De última hora, por ação da deputada federal Duda
Salabert (PDT-MG), os governistas conseguiram impedir que a liberação do
garimpo em terras indígenas também fosse aprovada no pacote. Mas a mudança
dessa “trajetória da tragédia”, como classificou o colunista do ICL
Notícias, dependerá agora do Senado. Ele avalia que a Casa não terá “a
mesma pressa” para julgar, como a Câmara, e será mais “sensível” ao tema. O
julgamento do marco temporal no Supremo Tribunal Federal (STF), no próximo dia
7 de junho, também ganhará um peso maior.

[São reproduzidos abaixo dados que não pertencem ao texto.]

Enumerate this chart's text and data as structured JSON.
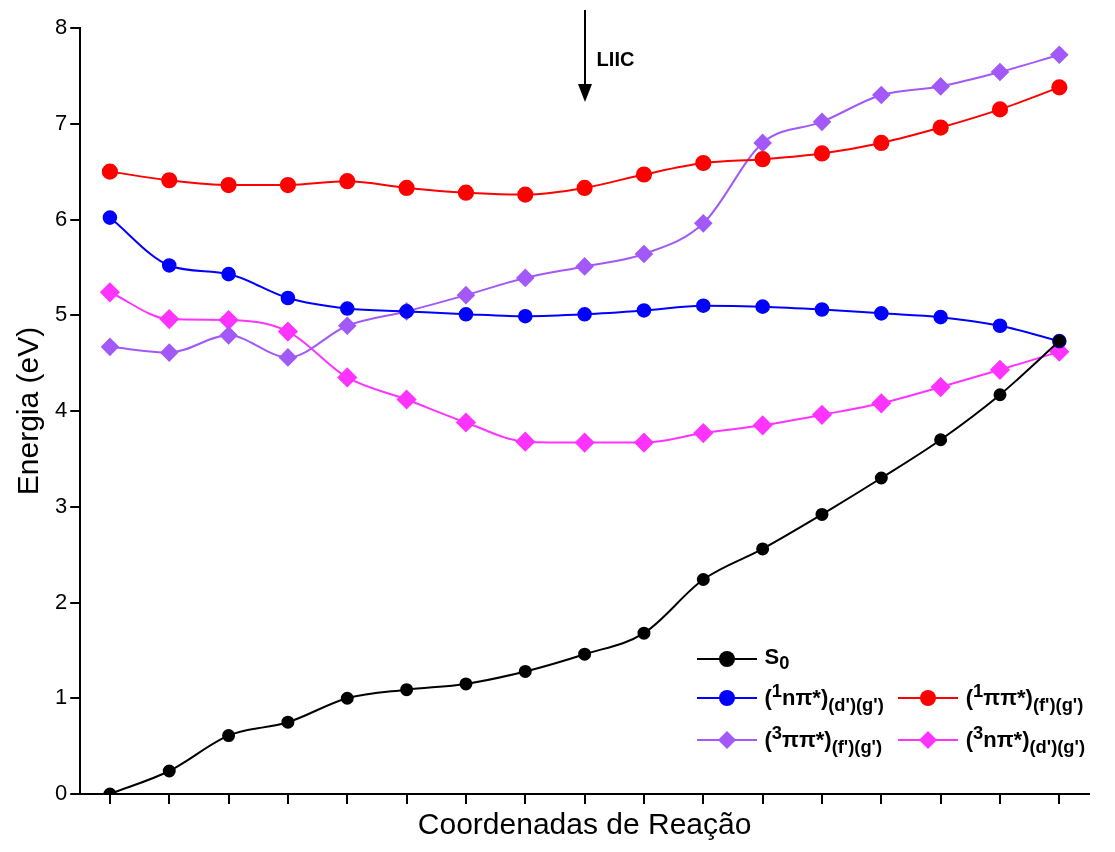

O jurista e professor de Direito Carlos Marés não
acredita que o PL 490 será aprovado no Senado. Em entrevista ao programa, Marés
também afirmou aguardar com a expectativa a declaração de inconstitucionalidade
da tese pelo STF. O jurista avalia que os ruralistas, a direita e a extrema
direita, que deram aval para o projeto, estão buscando intencionalmente o fim
de uma comunidade e cometem “genocídio”.
·
Manifesto Indígena
“É exatamente essa ideia de genocídio que passa por
essa aprovação do marco temporal. Os povos indígenas têm direito à terra para
poder existir. Então se há um reconhecimento de que os indígenas têm direito de
existir como povo, grupo e comunidade, não é possível imaginar que eles possam
existir fora da terra, porque as características essenciais dos indígenas estão
ligadas à terra. A discussão não é qual é o dia que eles passam a ter direito a
isso, é se eles têm direito. E o marco temporal, que estabelece um dia para ter
esse direito, viola o direito de existir desses povos. Porque um povo sem
território, sem terra, sem lugar para viver, não consegue continuar por muito
tempo, acaba. E o nome disso é genocídio”, destacou Marés.
Em manifesto, nesta quarta, a Teia dos Povos Indígenas do
Maranhão, Bahia, Pernambuco, Sergipe, Ceará, Rio de Janeiro, São Paulo, Rio
Grande do Sul, Rondônia, Goiás/Distrito Federal, Minas Gerais e Alagoas
prometeram, em manifesto, marchas, bloqueios e autodemarcação caso o PL 490
avance.
“Não vamos admitir o retrocesso e o alastramento do
racismo ambiental, com política de extermínio. Assim como nossos ancestrais
lutaram, continuamos caminhando passos de resistência e lançando nossas flechas
em defesa de todos nós, reverberando vitória diante daqueles que deslegitimam
nosso direito de existir”, destacaram no documento.